# Exterior Panel mount and PVC?



## jwelectric (Sep 28, 2008)

Smileyboy said:


> Sorry, pics are sideways.


 
312.5(C) has the requirements for the installation of cables into a panel.

I think that you might have a problem unless you build a chase of some sort for the cables to enter the panel enclosure. 

When you read the exception each of those items must be followed in order to be code compliant.

Might be worth getting the inspector involved at this point.


----------



## ralph (Apr 6, 2008)

what is the distance from the ceiling to the panel ? 
I had an inspector tell me about "gunners " . He more or less was saying that you could put all your romex in a sleeve , and not worry about derating, if it met certain conditions. Unfortunitly, I didnt follow up on this because I dont really like the idea. Let me check my old codebook to see if I highlighted anything about it.


----------



## nolabama (Oct 3, 2007)

i have not worked for anyone in new orleans that would blink an eye at sleeving this in a peice of conduit - i have never been allowed to derate on resi - that being said i personally would like to see it put in a furdown of some kind - it alleviates any code issues and looks better than a piece of conduit that you know has two to many conductors in it
EDIT: why is HO running your cables??


----------



## Smileyboy (Apr 24, 2007)

It is 7ft to the ceiling. I might just tell the HO to frame in a chase.


----------



## RePhase277 (Feb 5, 2008)

Unless you are expecting these cables to be potentially damaged, you can leave them exposed. Put a piece of plywood up and staple the cables neatly down to the panel.

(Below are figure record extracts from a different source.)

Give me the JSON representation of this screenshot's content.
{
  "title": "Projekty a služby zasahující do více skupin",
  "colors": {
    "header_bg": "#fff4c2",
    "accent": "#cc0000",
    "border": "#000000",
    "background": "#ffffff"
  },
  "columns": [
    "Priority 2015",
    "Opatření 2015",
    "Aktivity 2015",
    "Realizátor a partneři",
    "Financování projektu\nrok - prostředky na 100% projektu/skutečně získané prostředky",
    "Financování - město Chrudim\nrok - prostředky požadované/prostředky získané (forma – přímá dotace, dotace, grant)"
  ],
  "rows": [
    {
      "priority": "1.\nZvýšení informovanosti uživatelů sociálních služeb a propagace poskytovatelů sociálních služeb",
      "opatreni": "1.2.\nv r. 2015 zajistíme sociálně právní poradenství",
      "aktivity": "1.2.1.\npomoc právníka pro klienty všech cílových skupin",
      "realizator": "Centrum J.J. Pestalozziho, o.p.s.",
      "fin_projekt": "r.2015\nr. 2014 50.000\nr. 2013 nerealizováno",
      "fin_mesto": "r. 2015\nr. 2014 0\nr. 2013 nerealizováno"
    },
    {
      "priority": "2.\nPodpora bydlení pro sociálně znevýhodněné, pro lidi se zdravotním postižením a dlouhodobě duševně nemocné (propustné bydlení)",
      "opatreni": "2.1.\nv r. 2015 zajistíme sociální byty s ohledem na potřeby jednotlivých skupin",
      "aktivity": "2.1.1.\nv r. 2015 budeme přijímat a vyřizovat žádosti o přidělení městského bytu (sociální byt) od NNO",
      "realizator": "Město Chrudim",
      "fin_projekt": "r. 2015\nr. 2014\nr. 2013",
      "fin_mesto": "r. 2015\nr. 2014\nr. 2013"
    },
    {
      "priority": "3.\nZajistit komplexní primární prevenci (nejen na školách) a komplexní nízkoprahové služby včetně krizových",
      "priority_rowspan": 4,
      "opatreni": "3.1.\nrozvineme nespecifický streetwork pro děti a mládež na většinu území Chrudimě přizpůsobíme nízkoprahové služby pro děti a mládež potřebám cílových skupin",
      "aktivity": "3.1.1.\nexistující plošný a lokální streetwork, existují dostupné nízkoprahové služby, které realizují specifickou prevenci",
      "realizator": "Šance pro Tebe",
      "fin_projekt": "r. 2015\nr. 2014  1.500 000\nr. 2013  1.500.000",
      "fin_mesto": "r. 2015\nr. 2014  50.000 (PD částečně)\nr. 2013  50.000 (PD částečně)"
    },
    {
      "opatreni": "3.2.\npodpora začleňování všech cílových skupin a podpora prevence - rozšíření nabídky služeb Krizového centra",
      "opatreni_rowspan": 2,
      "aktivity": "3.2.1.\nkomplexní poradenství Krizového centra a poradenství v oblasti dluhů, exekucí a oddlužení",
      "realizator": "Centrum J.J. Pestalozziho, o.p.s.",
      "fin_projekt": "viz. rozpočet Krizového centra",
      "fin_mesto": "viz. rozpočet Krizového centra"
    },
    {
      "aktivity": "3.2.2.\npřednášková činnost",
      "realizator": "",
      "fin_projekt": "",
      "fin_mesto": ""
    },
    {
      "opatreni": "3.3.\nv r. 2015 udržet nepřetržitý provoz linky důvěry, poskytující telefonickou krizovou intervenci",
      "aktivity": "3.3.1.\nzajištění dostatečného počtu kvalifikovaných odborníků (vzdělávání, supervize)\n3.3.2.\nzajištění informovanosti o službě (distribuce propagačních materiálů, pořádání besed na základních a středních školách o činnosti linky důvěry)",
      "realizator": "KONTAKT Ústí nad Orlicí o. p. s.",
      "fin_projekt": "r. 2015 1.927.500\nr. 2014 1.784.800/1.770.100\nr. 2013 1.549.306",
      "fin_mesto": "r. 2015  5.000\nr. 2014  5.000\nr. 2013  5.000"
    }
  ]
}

Also, why is the customer running your cables?


----------



## macmikeman (Jan 23, 2007)

You can put them inside a pvc conduit sleeve for protection into the panel under certain conditions. You still are subject to conduit fill/ derating issues.
The conduit sleeve must be at least 18" long, not penetrate thru the ceiling, terminate in a bushing or other means that protects the cables from abrasion, and the cables have to be secured (memory, no code book at the desk, others feel free to correct mistakes here).. 12 inches from the point of entry into the conduit sleeve. Oh, and the open end of the sleeve must be stuffed with something like duct seal to prevent vermin from coming down the pipe into the panel. Did I get it all?


----------



## Jim Port (Oct 1, 2007)

I think you left out that the panel must be surface mounted.


----------



## Wilhoit (Nov 10, 2008)

Bottom line--Is it "Subject to physical damage"--One should always make this a top consideration---Looks from here 1 1/2 to 2 inch emt fixes everything


----------



## Greg (Aug 1, 2007)

Smileyboy said:


> It is 7ft to the ceiling. I might just tell the HO to frame in a chase.



That would be your best bet. Even if the wire was THHN You can't fill a pipe past 40% or a nipple (24" or less) past 60%.

In the long run it will look nicer with it framed out and covered with sheetrock.


----------



## 2towbot (Nov 19, 2008)

*Imho*

If the HO is running the cables .........you might wanna take a glance
at how they get there, are they multi branch.....a few load checks since 
the AHJ will find you if the HO is out of line 
my 2 bits 
-Dave


----------